President Bush says Tunisia is making progress on reforms, but more remains to be done. He says Tunisia is a friend and ally of the United States, and is standing with America on vital security matters.
"I want to thank you for working with the United States in the war on terror," Mr. Bush said. "I want to thank you for your understanding the need for Iraq to be democratic and free."
Mr. Bush spoke at the start of a meeting at the White House with Tunisian President Zine al-Abidine Ben Ali. He offered praise for Tunisia's record in areas such as education and women's rights. But he also said there are other concerns that must be addressed.
"I look forward to talking to you about the need to have a press corps that is vibrant and free, as well as an open political process," said President Bush.
President Bush made clear he believes these problems can be resolved, and he indicated - much as Secretary of State Colin Powell did Tuesday - that he can raise these issues with Tunisia because it is such a strong friend.
"Tunisia can help lead the greater Middle East to reform and freedom, something that I know is necessary for peace for the long term," he said.
In his comments at the White House, Mr.

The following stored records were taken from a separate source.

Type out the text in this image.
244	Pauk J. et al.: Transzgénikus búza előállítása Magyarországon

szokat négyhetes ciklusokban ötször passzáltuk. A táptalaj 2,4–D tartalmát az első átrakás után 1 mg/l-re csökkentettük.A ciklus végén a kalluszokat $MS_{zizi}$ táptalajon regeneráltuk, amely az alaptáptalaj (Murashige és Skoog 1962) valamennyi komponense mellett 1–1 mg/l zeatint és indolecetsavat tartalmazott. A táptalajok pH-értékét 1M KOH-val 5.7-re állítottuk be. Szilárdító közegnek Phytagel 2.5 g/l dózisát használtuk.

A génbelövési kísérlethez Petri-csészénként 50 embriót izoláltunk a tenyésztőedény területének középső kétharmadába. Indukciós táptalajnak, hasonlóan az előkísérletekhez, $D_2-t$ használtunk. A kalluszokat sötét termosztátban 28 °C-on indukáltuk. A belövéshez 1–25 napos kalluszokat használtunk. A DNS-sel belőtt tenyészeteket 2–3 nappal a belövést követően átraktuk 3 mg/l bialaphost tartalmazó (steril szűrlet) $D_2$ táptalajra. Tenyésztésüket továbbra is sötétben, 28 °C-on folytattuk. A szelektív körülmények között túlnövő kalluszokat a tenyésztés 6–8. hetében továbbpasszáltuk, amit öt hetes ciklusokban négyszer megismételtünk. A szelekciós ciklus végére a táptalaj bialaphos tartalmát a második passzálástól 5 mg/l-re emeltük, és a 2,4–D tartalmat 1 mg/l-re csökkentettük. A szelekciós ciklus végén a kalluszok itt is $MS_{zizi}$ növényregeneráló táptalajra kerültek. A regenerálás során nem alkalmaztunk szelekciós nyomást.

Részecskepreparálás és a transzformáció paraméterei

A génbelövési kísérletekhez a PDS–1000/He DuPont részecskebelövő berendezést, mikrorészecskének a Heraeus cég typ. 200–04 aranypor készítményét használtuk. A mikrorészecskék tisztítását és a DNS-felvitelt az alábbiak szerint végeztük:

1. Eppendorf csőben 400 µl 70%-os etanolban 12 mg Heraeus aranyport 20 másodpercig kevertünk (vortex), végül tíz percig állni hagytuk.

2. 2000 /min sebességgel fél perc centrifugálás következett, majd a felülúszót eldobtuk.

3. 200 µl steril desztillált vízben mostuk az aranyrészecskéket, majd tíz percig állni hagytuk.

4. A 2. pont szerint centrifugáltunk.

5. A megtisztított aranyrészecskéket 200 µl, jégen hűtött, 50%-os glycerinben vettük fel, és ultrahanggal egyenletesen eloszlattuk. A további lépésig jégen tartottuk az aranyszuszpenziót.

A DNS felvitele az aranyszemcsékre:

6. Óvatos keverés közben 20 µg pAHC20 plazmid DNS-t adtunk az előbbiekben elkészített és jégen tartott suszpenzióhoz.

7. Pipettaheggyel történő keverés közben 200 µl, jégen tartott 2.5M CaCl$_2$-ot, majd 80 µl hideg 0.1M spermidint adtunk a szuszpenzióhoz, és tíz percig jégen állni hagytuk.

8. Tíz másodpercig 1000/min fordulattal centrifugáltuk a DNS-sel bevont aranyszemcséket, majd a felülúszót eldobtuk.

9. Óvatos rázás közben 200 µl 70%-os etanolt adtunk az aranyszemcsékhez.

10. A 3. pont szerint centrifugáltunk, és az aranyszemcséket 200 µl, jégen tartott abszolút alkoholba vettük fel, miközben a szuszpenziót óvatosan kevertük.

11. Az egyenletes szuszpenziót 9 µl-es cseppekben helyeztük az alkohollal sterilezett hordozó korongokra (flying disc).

Ben Ali talked about his country's long relationship with the United States. He said they share key principles, such as the promotion of democracy and human rights and the need to combat terror.
This is his first official visit to Washington in 14 years, and comes at a time when Tunis is preparing to host a meeting of Arab leaders on March 29. Those talks are expected to center on ways to move the stalled Middle East peace process forward.